"Będziemy bronić Kosowa, kolebki kultury serbskiej" - ślubowali w cerkwi ochotnicy z organizacji Straż Księcia Łazarza. I zapowiedzieli walkę zbrojną, jeśli Albańczycy proklamują niepodległość Kosowa. Dodali, że na sygnał do walki czeka 5 tys. ochotników, głównie weteranów wojen bałkańskich w latach 90.

"To zgromadzenie to pierwszy strzał oddany przeciwko tym, którzy myślą że mogą nam odebrać Kosowo" - powiedział Hadzi Andrej Milic, szef Straży Księcia Łazarza.

Sama nazwa organizacji ochotników do walki o Kosowo nie jest przypadkowa. Serbski książę Łazarz walczył na Kosowym Polu w 1389 r. Został pojmany i ścięty przez Turków, a dziś jest bohaterem nacjonalistów z Serbii.

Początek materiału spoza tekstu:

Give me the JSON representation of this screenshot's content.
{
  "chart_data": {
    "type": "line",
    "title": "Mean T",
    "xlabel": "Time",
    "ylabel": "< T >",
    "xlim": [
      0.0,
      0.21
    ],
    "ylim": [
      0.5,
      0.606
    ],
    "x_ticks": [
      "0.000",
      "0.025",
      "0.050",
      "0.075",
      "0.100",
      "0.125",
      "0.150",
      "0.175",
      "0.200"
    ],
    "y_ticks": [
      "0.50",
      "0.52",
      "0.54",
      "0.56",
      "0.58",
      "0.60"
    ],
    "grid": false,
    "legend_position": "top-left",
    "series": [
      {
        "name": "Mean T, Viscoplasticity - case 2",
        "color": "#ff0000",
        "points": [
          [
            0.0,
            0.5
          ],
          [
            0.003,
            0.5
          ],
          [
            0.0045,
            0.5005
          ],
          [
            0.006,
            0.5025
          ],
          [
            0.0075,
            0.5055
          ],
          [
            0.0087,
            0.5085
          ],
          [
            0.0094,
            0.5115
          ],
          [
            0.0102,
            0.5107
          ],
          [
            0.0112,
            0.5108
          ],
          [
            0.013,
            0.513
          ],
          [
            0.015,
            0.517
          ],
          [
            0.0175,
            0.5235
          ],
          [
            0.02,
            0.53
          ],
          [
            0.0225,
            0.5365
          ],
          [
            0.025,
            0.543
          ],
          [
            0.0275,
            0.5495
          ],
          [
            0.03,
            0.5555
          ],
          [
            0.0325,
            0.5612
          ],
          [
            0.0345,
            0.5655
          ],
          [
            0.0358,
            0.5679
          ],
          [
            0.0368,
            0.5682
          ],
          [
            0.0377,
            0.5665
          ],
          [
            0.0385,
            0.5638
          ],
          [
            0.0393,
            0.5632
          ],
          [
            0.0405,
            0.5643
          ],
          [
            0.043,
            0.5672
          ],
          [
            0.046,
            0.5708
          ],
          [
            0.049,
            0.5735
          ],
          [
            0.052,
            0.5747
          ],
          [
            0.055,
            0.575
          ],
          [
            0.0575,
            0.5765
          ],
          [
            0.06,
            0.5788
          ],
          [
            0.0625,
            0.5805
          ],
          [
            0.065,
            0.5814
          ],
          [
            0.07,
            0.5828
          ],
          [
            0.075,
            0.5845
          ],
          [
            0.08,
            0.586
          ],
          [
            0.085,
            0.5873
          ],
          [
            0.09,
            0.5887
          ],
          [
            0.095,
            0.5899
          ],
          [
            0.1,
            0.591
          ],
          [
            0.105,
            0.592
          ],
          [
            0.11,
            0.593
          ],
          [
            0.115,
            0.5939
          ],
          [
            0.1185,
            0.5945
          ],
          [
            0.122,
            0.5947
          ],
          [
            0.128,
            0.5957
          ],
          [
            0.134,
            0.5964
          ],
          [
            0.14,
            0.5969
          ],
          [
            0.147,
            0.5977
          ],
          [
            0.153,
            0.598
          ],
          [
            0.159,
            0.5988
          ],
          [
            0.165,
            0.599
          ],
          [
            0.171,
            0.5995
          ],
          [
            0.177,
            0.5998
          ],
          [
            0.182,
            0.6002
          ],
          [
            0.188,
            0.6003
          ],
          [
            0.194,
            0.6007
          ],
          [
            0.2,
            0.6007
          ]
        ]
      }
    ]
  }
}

Tuż po ślubowaniu w cerkwi policja zatrzymała 29 osób. Dlatego, że mieli na sobie koszulki ze znakami Jednostek Operacji Specjalnych (JSO), nazwanych "czerwonymi beretami". A członkowie JSO są oskarżani o zabójstwo premiera Zorana Djindjicia w 2003 r. i powiązania z mafią.

Kosowo od 1999 roku jest zarządzane przez ONZ, ale formalnie należy do Serbii. Jeszcze w tym miesiącu o niepodległości albańskiej prowincji będzie rozmawiać Rada Bezpieczeństwa ONZ. Mimo sprzeciwu Rosji, Chin i samej Serbii. Niepodległości dla Kosowa chcą głównie USA.